In this notebook, we use a simple output file from a Lagrangian simulation to highlight the required steps to convert a dataset into the ragged array format that is used by the CloudDrift library. The example dataset comes in a format that is similar that of [Ocean Parcels](https://oceanparcels.org/) and [OpenDrift](https://opendrift.github.io/).

In [1]:
import numpy as np
import xarray as xr
from clouddrift import RaggedArray

## Download

In [2]:
import os
from os.path import isfile, join, exists
import urllib.request

folder = "../data/raw/numerical/"
file = "example.nc"
os.makedirs(folder, exist_ok=exists(folder))  # create raw data folder

if not isfile(join(folder, file)):
    url = "https://zenodo.org/record/6310460/files/global-marine-litter-2021.nc"
    print(f"Downloading ~1.1GB from {url}.")
    req = urllib.request.urlretrieve(url, join(folder, file))
    print(f"Dataset saved at {join(folder, file)}")
else:
    print(f"Dataset already at {join(folder, file)}.")

Dataset already at ../data/raw/numerical/example.nc.


## Data

Numerical outputs from Lagrangian simulations are usually stored as bidimensional matrices. This particular example contains 387,600 trajectories saved at daily intervals during the year 2021.

In [3]:
ds = xr.open_dataset(join(folder, file), decode_times=False)

In [4]:
ds

 At the beginning of each month, 32,300 particles are released, and trajectories are padded with `nan` before their release date.

In [5]:
ds.close()

## Preprocessing

To pack the data into a ragged array, it's possible to create a preprocessing function and use the `RaggedArray.from_files()` class method, similar to the example in the `gdp.ipynb` notebook.
A faster alternative solution for numerical simulations is to manually create the required dicts to hold the dataset and to create the ragged array instance directly.

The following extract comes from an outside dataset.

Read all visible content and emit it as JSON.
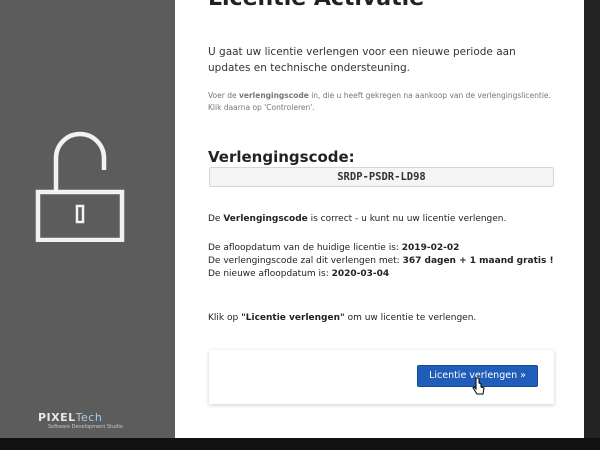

Note that this dataset does not contain variables other than `time`, `lon`, `lat`, and `ids`.
We initialize an empty `data` dict nevertheless.

In [6]:
coords = {}
metadata = {}
data = {}
attrs_global = {}
attrs_variables = {}

In [None]:
# decode_times=False to get time data and not datetime conversion
ds = xr.open_dataset(join(folder, file), decode_times=False)

finite_values = np.isfinite(ds['lon'])
idx_finite = np.where(finite_values)

rowsize = np.bincount(idx_finite[0]).astype('int32')
unique_id = np.unique(idx_finite[0]).astype('int32')

# coordinates
coords["time"] = np.tile(ds.time.data, (ds.dims['traj'],1))[idx_finite]  # reshape to 2D to get ragged time
coords["lon"] = ds.lon.data[idx_finite].astype('float32')
coords["lat"] = ds.lat.data[idx_finite].astype('float32')
coords["ids"] = np.repeat(unique_id, rowsize)

# metadata variables
metadata["rowsize"] = rowsize
metadata["ID"] = unique_id

# attributes for each variable
attrs_variables = {
    "ID": {'long_name': 'Trajectory id', 'units':'-'},
    "time": {'long_name': 'Time in days', 'units': 'days since 2021-01-01'}, 
    "lon": {'long_name': 'longitude', 'units': 'degrees_east'}, 
    "lat": {'long_name': 'latitude', 'units': 'degrees_north'}, 
    "ids": {'long_name': 'Trajectory identification number repeated along observations', 'units': '-'},
    "rowsize": {'long_name': 'Number of observations per trajectory', 'sample_dimension': 'obs', 'units':'-'},
}

# 
attrs_global={
    'title': 'Marine Litter 2021',
    'institution': 'Florida State University Center for Ocean-Atmospheric Prediction Studies (COAPS)'
}

ds.close()

In [None]:
ra = RaggedArray(coords, metadata, data, attrs_global, attrs_variables)